The same principle applies here. A well-designed org structure creates the conditions for good marketing. It removes friction, clarifies ownership, and aligns effort with commercial objectives. But it doesn’t replace strategy, and it doesn’t substitute for the quality of the people and the clarity of the brief. If your marketing isn’t performing, look at the structure. But also look at the strategy, the metrics, the quality of the brief, and the clarity of the mandate. Structure is one variable among several, and it’s rarely the most important one.

When you get the structure right, though, the difference is real. Teams move faster. Ownership is clear. The handoff between marketing and sales stops being a recurring argument and starts being a managed process. That’s worth designing for deliberately, rather than arriving at by accident.

About the Author

Keith Lacy is a marketing strategist and former agency CEO with 20+ years of experience across agency leadership, performance marketing, and commercial strategy. He writes The Marketing Juice to cut through the noise and share what works.

Frequently Asked Questions

What is the most common B2B marketing organizational structure?
The functional model is the most common structure in mid-size B2B companies. Marketing is organised by discipline, typically demand generation, content, product marketing, brand, and marketing operations, each with a functional lead reporting to a CMO or VP of Marketing. It works well for companies with a single product or uniform GTM motion, but struggles when buyer segments or deal types vary significantly.
Should marketing report to the CRO or directly to the CEO in a B2B company?
Both models can work, but each carries trade-offs. Reporting to a CRO creates tighter alignment with sales but risks marketing becoming subordinate to short-term revenue targets. Reporting to the CEO gives marketing more strategic independence but requires strong self-management of the sales relationship. The reporting line matters less than whether the person overseeing both functions understands and values what good marketing actually does.
Where should product marketing sit in a B2B org structure?
Product marketing can sit in marketing, product, or sales depending on its primary mandate. If the priority is positioning and pipeline, it belongs in marketing. If the priority is sales enablement and competitive intelligence, closer alignment with sales makes sense. If it’s primarily influencing product direction through customer insight, a product reporting line has merit. Most B2B companies need product marketing to do all three, so the more important thing is to define the primary mandate clearly and build structured interfaces with the other functions regardless of where it reports.
How do you decide what to keep in-house versus outsource in a B2B marketing team?
Functions that require deep institutional knowledge, such as product marketing, marketing operations, and strategic demand gen planning, are generally better kept in-house.

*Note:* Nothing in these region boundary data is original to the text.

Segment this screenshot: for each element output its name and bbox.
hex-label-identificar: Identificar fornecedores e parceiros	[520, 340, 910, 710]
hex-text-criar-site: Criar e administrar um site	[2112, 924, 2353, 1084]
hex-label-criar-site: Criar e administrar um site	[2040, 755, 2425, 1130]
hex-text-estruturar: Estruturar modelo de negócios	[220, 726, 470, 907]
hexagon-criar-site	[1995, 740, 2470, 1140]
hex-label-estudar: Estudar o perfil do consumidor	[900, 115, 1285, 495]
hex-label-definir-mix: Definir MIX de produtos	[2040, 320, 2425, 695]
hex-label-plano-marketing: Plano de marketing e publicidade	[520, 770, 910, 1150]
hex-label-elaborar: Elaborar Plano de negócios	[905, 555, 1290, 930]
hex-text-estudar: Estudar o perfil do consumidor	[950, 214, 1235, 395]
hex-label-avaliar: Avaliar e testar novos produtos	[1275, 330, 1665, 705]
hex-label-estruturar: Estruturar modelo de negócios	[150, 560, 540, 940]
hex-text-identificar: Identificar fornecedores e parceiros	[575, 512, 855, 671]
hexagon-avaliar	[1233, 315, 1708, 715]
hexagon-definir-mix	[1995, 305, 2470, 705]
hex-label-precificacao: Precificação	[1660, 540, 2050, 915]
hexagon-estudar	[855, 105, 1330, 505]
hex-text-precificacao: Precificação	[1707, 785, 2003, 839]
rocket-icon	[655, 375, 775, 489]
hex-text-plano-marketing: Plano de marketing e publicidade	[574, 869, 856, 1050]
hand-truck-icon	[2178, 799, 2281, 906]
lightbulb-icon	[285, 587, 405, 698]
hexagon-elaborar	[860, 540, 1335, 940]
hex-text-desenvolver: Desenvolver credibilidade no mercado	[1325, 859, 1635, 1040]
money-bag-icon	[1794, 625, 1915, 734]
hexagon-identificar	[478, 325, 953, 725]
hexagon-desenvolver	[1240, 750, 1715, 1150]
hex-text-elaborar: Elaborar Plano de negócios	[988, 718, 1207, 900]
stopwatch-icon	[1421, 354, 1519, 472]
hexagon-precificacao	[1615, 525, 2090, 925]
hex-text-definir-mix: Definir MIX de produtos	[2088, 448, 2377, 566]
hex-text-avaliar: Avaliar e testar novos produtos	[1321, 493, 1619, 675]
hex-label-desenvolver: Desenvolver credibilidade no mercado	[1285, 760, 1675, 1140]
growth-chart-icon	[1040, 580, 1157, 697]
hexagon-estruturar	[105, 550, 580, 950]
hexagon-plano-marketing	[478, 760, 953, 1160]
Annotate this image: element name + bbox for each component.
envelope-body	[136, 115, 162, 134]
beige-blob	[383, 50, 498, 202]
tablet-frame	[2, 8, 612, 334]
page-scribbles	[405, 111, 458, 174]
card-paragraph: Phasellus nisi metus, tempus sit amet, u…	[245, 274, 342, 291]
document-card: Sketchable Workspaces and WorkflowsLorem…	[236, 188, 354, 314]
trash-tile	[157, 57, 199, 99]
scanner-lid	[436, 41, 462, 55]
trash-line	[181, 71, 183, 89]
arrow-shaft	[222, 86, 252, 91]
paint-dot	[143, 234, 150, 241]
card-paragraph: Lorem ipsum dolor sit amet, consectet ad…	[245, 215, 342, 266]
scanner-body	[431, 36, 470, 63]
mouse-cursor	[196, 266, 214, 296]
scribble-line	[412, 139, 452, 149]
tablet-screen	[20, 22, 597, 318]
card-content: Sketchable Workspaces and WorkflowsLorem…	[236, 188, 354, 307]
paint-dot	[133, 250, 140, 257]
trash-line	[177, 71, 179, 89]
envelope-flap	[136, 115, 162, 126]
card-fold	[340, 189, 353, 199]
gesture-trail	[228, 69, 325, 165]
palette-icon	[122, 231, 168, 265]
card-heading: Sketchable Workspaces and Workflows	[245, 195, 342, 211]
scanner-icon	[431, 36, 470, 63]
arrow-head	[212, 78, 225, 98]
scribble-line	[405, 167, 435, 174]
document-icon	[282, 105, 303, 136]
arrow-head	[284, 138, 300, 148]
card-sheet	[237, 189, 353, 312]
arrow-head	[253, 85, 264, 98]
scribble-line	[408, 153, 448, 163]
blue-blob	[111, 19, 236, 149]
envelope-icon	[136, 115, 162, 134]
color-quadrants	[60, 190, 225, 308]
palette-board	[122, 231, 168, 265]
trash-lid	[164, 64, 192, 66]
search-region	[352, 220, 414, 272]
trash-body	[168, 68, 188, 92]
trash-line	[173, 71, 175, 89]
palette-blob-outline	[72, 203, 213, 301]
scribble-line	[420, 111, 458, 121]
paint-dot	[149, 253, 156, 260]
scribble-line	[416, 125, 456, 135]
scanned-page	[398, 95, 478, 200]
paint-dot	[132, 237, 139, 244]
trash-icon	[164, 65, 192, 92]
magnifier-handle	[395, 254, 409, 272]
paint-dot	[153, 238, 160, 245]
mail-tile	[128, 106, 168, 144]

Functions where specialist expertise and executional capacity matter more than institutional knowledge, such as paid media, SEO, content production, and design, are often more efficiently handled through agencies or freelancers. what matters is to be deliberate about the distinction rather than defaulting to in-house for everything or outsourcing indiscriminately.
What is the biggest structural mistake B2B marketing teams make?
The most common and costly structural mistake is under-resourcing marketing operations. It typically starts as a single person managing the marketing automation platform, then gradually absorbs reporting, data management, attribution, and technology without ever receiving the headcount or seniority to handle those responsibilities properly. The result is unreliable data, poor attribution, and a marketing function that struggles to demonstrate commercial impact or make confident investment decisions.